這樣的消息,讓鄭啟大喜過望,正好又有陸希產子的喜訊,故同時和皇后賞賜一起送過去的,還有高崧崧小朋友的加封!他被鄭啟封為武騎尉。這是一個虛職,也沒朝廷給的俸祿,但想著高崧崧目前出生一個月不到,就已經進入大宋人數最少的官僚階層,也足夠他開心的多喝幾次奶了。
等陸希接到這些賞賜的時候,已經快十二月了,以往的賞賜,高後都是以姑姑的身份送來的,這次因是加急送來的,就以皇后的身份直接賜下了,看到那貼著的黃色紙箋,眾人一下子沸騰了,這可是宮裡來的賞賜啊!
陸希已經出月子了,但是還在休養中,平時不怎麼見外客,宮裡賞賜一送到,她翻看著高後送來的幾件衣服,針腳平正,連線頭都縫了進去,陸希親了親躺在床上的兒子,「寶貝,看你阿姑多疼你。」
崧崧今天穿了一件紅綢的小衣,小胖手帶著掛有鈴鐺的金環,手一動就叮鈴鈴的響,這會他比出生時胖了許多,小脖子胖的都看不見了,小手小腳也有力多了,陸希讓他趴著,在他上方說話,他都能把頭抬起來了,大眼滴溜溜的找著娘親。這會他腰上搭了一條布巾,身體半側著,藕節般的小手努力往前伸著,還不住的朝陸希眨眼,阿娘快來!快來陪崧崧睡覺覺!

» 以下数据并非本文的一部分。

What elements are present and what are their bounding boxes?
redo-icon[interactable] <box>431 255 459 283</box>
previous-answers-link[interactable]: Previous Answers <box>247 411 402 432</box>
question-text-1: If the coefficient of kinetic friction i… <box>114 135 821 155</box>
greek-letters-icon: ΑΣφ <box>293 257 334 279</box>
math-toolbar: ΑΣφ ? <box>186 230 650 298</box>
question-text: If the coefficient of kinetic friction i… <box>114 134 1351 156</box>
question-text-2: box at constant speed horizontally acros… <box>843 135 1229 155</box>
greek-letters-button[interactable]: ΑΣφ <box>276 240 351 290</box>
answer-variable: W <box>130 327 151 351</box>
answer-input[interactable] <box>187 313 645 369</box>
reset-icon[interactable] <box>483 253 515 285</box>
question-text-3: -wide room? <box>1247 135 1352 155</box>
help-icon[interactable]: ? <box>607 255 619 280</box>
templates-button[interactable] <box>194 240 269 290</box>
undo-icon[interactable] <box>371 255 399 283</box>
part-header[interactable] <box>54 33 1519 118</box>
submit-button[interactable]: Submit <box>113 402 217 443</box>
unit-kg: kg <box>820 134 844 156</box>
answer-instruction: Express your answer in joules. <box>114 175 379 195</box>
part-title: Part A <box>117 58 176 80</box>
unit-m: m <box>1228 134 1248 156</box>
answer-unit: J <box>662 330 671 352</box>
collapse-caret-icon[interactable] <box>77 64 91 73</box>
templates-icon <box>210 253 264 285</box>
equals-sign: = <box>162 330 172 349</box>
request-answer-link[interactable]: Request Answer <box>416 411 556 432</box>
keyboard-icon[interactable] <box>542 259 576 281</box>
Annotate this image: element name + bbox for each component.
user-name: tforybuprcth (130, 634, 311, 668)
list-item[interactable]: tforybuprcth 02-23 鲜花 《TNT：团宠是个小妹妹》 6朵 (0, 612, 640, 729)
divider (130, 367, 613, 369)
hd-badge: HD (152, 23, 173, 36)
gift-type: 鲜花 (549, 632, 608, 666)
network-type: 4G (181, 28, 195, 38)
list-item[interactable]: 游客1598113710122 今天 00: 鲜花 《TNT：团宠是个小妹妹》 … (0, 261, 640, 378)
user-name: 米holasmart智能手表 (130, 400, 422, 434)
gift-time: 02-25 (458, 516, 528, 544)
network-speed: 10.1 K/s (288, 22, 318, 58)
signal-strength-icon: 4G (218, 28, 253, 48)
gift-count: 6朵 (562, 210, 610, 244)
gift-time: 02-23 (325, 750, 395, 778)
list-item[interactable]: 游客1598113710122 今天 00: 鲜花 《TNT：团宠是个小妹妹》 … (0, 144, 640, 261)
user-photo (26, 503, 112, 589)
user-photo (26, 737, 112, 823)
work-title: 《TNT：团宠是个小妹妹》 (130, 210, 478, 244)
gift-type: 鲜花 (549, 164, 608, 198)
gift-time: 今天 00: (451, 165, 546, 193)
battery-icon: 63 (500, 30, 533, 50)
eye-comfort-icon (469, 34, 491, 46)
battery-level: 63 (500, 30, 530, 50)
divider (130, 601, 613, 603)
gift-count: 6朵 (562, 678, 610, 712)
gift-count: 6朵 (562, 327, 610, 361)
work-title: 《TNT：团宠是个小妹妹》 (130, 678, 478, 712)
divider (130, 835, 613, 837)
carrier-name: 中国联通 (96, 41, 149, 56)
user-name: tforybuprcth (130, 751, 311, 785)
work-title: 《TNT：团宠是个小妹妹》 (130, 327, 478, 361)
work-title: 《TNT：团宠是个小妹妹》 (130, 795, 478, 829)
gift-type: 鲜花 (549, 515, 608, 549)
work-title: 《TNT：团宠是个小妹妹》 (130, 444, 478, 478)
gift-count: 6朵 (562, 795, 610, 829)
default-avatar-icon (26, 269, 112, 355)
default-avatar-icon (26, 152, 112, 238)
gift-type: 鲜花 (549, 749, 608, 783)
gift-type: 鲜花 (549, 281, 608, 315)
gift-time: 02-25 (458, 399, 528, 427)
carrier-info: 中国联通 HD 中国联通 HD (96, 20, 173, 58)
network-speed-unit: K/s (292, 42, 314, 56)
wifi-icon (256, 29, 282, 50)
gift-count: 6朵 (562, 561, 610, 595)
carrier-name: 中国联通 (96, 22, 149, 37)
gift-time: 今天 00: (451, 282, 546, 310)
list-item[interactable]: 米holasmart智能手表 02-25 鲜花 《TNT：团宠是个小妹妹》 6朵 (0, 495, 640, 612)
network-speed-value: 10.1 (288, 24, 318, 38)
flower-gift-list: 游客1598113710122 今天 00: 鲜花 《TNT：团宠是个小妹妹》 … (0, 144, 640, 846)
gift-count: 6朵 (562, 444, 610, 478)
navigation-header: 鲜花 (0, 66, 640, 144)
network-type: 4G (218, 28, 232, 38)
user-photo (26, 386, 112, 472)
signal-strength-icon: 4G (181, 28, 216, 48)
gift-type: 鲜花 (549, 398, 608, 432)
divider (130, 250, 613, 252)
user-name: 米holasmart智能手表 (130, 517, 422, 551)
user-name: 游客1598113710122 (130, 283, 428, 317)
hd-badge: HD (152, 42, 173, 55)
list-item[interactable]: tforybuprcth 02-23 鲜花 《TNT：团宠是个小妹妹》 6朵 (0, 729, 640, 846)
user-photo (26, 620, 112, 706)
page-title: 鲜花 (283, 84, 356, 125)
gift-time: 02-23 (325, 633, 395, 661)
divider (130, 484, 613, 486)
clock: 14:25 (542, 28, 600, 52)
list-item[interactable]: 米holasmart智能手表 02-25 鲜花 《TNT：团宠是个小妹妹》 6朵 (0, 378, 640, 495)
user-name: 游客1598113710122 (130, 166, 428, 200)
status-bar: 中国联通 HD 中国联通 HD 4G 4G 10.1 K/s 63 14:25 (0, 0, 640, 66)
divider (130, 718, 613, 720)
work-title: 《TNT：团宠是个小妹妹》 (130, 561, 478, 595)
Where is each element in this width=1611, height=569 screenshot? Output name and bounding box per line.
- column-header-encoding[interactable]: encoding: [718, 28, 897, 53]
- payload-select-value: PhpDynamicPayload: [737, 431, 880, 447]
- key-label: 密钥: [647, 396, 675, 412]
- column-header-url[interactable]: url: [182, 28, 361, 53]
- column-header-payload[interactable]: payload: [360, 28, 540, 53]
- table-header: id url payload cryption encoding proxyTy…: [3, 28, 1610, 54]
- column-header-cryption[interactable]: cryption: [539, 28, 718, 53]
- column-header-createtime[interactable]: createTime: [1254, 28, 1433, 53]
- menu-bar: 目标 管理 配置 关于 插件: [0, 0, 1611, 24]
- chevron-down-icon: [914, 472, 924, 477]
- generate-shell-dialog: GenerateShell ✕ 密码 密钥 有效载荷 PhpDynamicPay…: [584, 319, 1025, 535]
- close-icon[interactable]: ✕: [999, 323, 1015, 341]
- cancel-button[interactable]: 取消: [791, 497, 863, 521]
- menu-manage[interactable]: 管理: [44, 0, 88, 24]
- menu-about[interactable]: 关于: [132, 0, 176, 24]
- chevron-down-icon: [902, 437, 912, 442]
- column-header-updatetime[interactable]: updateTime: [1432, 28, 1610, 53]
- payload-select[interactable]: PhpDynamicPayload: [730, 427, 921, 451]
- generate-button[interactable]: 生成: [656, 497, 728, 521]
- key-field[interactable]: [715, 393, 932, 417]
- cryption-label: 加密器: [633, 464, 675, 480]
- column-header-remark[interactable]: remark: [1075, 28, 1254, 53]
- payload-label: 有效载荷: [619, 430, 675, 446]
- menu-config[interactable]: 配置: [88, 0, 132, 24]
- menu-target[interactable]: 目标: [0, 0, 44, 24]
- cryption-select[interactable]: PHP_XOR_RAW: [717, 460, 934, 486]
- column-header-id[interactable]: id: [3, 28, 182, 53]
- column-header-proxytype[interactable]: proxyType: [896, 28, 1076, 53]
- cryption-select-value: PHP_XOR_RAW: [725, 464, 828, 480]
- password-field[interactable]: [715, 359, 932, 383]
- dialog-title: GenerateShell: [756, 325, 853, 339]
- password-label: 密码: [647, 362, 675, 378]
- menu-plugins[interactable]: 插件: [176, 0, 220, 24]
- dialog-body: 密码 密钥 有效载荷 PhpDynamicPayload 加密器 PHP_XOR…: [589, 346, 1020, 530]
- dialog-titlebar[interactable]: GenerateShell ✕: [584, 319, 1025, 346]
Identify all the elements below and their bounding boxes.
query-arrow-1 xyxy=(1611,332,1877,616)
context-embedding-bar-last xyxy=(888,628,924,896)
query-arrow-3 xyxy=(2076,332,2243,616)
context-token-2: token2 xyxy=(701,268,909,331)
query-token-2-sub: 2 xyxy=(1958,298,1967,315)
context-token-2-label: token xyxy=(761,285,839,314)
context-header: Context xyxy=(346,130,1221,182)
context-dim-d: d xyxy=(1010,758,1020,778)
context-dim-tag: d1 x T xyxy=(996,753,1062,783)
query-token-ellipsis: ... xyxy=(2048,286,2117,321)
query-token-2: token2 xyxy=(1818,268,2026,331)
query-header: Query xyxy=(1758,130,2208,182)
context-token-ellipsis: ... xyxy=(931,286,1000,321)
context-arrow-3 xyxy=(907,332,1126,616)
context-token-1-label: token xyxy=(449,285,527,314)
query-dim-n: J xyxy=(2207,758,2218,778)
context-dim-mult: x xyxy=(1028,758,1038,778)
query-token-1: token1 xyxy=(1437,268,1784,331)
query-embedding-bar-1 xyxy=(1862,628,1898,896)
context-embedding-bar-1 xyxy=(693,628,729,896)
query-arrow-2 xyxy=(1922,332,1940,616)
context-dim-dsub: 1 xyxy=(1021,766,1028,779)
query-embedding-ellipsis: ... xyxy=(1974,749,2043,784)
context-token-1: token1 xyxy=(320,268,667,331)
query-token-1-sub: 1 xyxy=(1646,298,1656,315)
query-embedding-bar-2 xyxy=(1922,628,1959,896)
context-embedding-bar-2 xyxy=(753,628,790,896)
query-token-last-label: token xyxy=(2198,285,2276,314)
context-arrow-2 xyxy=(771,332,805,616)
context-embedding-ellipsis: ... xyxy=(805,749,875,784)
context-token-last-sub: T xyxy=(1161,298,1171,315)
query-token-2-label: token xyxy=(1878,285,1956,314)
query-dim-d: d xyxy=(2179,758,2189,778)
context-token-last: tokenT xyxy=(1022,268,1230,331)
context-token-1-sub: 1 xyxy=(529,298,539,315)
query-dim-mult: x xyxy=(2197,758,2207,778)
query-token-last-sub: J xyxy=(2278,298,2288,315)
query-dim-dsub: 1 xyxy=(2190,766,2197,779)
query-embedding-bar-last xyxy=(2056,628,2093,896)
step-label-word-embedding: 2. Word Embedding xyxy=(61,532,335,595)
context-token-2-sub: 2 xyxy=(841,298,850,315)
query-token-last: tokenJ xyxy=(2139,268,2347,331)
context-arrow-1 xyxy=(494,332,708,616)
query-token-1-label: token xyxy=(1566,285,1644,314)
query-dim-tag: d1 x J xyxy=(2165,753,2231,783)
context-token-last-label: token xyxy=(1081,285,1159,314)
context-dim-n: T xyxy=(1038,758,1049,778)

只可惜他的阿娘不為所動,跪在書案前,提筆揮毫,不一會一個憨態可掬的小胖墩就展現在紙上了。這是陸希新多出來的愛好之一,對著兒子寫生,luo|體的、穿衣服的、洗澡的……和畫畫一起進行的,還有高崧崧的每天成長日記,等阿兄回來的給他看,跟他一起分享兒子成長的歡樂。
「大娘子,你畫了這麼多阿崧的畫,將來準備給大了的阿崧看嗎?」穆氏問。
「不。」陸希笑道,「這可是我給未來兒媳婦的禮物,可不是給他的。」
「……」穆氏沒想到陸希連給未來兒媳的禮物都想好了,「大娘子,你想的跟真遠。」
「因為大母說過,有了孩子後,時間就過的很快,一眨眼孩子都會大了。」陸希笑著比著阿崧的身量,「你們看,崧崧比生出來長大不少呢。」
「對。」穆氏滿臉笑意的望著陸希開心的和阿崧玩鬧,郎君不在家,大娘子一個人沉悶了許多,虧得有阿崧陪著。